Ces initiatives de formation continue des professionnels devraient être conçues en fonction des acteurs locaux. Pour cela, un engagement sera nécessaire de la part des institutions qui opèrent dans la région. Certaines expériences intéressantes ont déjà été menées dans ce sens, comme le Congrès du livre numérique (São Paulo, mars 2010), la 3e Conférence des Éditeurs, organisée par Opción Libros (Buenos Aires, septembre 2010), ou encore la 1re Exposition internationale du livre numérique (Bogotá, août 2010).
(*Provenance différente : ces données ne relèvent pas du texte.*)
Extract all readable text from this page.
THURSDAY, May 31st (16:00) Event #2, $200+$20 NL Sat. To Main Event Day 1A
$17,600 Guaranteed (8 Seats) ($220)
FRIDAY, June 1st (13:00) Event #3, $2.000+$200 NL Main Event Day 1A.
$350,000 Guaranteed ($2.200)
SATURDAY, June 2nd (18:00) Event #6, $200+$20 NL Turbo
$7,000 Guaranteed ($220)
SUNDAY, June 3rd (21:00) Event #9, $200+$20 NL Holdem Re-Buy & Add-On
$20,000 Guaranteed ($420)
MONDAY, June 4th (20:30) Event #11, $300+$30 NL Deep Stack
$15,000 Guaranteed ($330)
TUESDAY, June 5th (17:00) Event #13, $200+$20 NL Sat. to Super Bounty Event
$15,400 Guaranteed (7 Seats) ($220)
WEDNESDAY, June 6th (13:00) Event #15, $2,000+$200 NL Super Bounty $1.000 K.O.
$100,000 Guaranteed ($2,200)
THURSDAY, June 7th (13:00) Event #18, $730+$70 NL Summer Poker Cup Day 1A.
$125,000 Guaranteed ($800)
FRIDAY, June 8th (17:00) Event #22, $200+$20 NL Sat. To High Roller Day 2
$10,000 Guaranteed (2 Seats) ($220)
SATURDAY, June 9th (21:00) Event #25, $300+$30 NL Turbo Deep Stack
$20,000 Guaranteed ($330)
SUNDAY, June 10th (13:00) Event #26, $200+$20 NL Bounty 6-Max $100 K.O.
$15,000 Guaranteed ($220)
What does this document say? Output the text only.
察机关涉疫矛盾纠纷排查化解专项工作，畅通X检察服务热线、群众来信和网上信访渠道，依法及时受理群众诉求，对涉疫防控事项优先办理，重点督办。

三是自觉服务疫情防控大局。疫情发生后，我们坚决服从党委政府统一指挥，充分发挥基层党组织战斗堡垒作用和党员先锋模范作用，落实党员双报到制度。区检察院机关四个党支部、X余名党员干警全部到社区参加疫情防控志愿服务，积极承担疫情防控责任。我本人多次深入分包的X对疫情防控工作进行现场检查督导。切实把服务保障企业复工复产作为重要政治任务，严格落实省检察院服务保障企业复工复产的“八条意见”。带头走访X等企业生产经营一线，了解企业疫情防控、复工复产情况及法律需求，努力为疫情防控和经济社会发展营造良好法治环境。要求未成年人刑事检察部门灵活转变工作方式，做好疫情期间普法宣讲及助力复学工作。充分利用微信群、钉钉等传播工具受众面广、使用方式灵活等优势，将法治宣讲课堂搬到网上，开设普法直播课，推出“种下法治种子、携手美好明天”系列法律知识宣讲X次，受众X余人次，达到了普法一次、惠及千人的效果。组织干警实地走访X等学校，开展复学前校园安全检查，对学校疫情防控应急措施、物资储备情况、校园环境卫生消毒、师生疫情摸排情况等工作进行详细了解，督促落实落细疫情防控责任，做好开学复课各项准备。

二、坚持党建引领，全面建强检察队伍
Afin de ne pas demeurer sur un terrain purement abstrait, les propositions de formation devraient être complétées par des activités de networking professionnel et commercial. Les salons du livre peuvent constituer un milieu propice aux échanges, mais il semble jusqu’à présent que ces manifestations n’aient pas parié sur le numérique avec suffisamment d’élan : 26 % des personnes ayant répondu à notre enquête ont attribué une note de 1 sur 5 à l’actualisation technologique dans les salons locaux, 55 % lui attribuant un 2 sur 5. Si on tient compte du fait que 74 % des personnes interrogées ont reconnu que le dialogue avec leurs collègues de la région constitue leur principale source d’information, c’est bel et bien dans les salons et les différentes manifestations professionnelles locales qu’il faudra fournir les plus gros efforts de transformation.
Ces rencontres et séminaires pourraient contribuer à secouer la paralysie qui règne souvent parmi les maisons d’édition traditionnelles, voire ranimer la vitalité et les aspirations à l’exploration qui ont probablement marqué leur origine, il y a des décennies. Ceci étant, les « écosystèmes » nés des différentes initiatives de numérisation, de formation et de networking professionnel devront intégrer de nouveaux acteurs du monde numérique – programmeurs, designers web, développeurs de jeux vidéo, etc. – et seront donc évidemment très différents de toute autre expérience vécue par le passé.
- Ce pays européen offre des aides considérables pour la numérisation de fonds, principalement à partir du Centre national du livre (CNL).↵
- Entretien, février 2011.↵
- Ici aussi le cas français est riche d’enseignements : le Syndicat national de l’édition (SNE) propose à ses membres des programmes d’actualisation légale et fiscale, chose indispensable pour les entreprises qui doivent s’adapter à l’ère électronique.↵
odin del pozo
/ 24/06/2011En ciertos países Latinoamericanos, respecto a las ediciones digitales aún estamos como cuando recién entró la computadora y los softwares especializados a la edición de libros: totalmente desorientados.
Las noticias se consiguen a través de la red o de muy pocos cursos por lo común en el extranjero. No hay capacitación en ninguna de las áreas necesarias para la generación-comercialización de libros. Tarea pendiente para las Cámaras del libro nacionales.
thierry quinqueton
/ 27/08/2011La question du soutien public à la numérisation des fonds par les maisons elles mêmes (et non par google…) est effectivement un des outils clefs de toute politique publique qui porterait la préoccupation de la bibliodiversité dans ce contexte de montée en puissance de la circulation numérique des savoirs.
thierry quinqueton
/ 27/08/2011Et oui, encore, le soutien à la mise en place de contrats juridiques (adaptés aux contextes juridiques de chaque pays ou région) est également une question clef.